Тонкий(растроганно сморкаясь в платок). Милый мой! Вот не ожидал! Вот сюрприз! Ну, да погляди на меня хорошень­ко! Такой же красавец, как и был! Такой же душонок и щеголь! Ах ты, господи! Ну, что же ты? Богат? Женат? Я уже женат, как видишь... Это моя жена, Луиза, урожденная Ванценбах... люте­ранка... А это мой сын Нафанаил, ученик третьего класса. Это, Нафаня, друг моего детства! В гимназии вместе учились! (Снова хлюпает.) Да-с! В гимназии! Помнишь, как тебя дразнили?
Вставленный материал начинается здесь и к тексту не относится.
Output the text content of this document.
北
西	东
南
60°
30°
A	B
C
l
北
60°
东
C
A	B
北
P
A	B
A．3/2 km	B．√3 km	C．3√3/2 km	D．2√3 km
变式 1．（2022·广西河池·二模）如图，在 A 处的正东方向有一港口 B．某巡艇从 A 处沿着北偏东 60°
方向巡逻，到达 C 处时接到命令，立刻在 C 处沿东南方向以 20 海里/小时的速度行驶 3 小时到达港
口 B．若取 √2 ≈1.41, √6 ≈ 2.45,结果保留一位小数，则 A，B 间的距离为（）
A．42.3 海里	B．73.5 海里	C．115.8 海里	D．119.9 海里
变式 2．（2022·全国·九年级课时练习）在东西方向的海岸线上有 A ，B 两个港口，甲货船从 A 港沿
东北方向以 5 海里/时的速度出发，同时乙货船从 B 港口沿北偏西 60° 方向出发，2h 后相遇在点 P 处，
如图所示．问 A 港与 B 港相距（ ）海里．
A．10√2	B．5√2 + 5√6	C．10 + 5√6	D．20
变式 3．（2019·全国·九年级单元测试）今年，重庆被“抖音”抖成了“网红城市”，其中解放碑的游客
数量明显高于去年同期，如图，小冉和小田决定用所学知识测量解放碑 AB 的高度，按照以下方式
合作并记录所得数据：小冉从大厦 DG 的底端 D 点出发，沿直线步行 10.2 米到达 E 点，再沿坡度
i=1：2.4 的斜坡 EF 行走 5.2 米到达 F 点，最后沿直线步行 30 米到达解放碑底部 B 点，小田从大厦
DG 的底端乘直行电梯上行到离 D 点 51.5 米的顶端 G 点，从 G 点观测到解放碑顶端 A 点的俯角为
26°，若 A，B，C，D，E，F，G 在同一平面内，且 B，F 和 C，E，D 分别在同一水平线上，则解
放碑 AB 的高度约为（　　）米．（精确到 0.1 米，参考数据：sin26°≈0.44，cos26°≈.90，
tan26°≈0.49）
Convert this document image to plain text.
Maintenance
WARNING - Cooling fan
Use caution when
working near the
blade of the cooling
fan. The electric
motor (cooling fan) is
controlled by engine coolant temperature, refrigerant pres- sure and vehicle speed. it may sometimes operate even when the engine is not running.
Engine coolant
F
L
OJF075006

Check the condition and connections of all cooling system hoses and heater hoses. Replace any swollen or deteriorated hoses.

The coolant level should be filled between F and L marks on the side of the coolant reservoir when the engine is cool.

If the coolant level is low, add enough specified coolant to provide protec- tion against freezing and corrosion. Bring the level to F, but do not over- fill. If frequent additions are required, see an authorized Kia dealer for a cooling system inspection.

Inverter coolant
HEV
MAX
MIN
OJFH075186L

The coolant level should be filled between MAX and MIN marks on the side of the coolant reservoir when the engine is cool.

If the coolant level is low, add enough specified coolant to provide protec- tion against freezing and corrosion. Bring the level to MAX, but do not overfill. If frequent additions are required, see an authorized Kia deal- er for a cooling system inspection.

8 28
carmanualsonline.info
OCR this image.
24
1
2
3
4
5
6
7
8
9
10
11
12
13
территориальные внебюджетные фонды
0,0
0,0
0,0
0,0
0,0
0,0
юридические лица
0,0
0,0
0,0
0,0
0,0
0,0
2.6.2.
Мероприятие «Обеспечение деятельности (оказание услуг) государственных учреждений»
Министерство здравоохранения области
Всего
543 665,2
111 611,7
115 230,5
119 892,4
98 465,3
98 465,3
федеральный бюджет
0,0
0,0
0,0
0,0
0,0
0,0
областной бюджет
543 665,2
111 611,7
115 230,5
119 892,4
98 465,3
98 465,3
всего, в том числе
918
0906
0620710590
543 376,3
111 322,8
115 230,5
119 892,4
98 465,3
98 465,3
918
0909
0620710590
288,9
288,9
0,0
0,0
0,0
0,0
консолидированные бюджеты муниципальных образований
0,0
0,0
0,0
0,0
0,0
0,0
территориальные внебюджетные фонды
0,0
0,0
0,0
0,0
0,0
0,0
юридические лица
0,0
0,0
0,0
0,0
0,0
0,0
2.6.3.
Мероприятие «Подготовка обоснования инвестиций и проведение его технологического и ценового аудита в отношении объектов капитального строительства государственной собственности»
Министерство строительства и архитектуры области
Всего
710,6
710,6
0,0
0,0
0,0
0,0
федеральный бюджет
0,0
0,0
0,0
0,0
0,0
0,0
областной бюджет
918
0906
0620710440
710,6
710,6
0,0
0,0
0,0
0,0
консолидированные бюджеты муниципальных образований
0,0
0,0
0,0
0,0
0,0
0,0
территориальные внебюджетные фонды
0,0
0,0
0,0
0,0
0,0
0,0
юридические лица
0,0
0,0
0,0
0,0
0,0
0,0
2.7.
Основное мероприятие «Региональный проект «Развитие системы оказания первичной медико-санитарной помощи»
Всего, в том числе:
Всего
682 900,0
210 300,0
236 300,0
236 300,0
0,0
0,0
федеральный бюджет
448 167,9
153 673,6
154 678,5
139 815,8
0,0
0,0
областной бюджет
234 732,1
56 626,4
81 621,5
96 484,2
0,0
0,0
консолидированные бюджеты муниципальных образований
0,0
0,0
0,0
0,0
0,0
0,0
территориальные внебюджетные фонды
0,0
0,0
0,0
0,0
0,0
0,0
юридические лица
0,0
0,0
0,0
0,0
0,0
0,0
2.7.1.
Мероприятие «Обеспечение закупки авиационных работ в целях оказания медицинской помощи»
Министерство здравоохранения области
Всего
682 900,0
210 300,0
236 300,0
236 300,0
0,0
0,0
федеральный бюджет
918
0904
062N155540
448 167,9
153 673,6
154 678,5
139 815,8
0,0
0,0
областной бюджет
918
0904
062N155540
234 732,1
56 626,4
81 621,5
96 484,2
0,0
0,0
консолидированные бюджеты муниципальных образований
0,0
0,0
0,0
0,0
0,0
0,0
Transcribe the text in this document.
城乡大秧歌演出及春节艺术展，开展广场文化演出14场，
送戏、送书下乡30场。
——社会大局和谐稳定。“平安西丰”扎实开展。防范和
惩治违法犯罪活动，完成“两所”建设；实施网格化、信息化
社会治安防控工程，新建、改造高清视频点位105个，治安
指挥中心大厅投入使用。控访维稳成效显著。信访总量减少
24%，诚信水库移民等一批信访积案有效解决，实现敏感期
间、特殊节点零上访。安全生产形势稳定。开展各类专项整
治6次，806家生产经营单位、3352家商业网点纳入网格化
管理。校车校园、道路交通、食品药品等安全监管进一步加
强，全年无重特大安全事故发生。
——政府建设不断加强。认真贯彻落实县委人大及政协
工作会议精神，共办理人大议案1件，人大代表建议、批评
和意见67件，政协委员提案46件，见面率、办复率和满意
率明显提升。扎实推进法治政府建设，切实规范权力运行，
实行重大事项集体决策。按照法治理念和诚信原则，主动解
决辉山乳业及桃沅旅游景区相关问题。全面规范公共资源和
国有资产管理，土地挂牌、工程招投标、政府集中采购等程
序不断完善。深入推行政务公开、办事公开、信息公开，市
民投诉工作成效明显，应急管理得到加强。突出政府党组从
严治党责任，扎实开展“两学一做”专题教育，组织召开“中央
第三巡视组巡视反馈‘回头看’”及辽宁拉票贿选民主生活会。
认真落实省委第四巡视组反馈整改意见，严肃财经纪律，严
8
Тебя дразнили Геростратом за то, что ты казенную книжку папироской прожег, а меня Эфиальтом за то, что я ябедничать любил. Хо-хо... Детьми были! Не бойся, Нафаня! Подойди к нему по­ближе... А это моя жена, урожденная Ванценбах... лютеранка...

Толстый(сердечно). Ну, как живешь, друг? Служишь где? Дослужился?

Тонкий. Служу, милый мой! Коллежским асессором уже второй год и Станислава имею. Жалованье плохое... ну, да бог с ним! Жена уроки музыки дает, я портсигары приватно из дере­ва делаю. Отличные портсигары! По рублю за штуку продаю. Если кто берет десять штук и более, тому, понимаешь, уступка. Пробавляемся кое-как. Служил, знаешь, в департаменте, а теперь сюда переведен по тому же ведомству... Здесь буду слу­жить.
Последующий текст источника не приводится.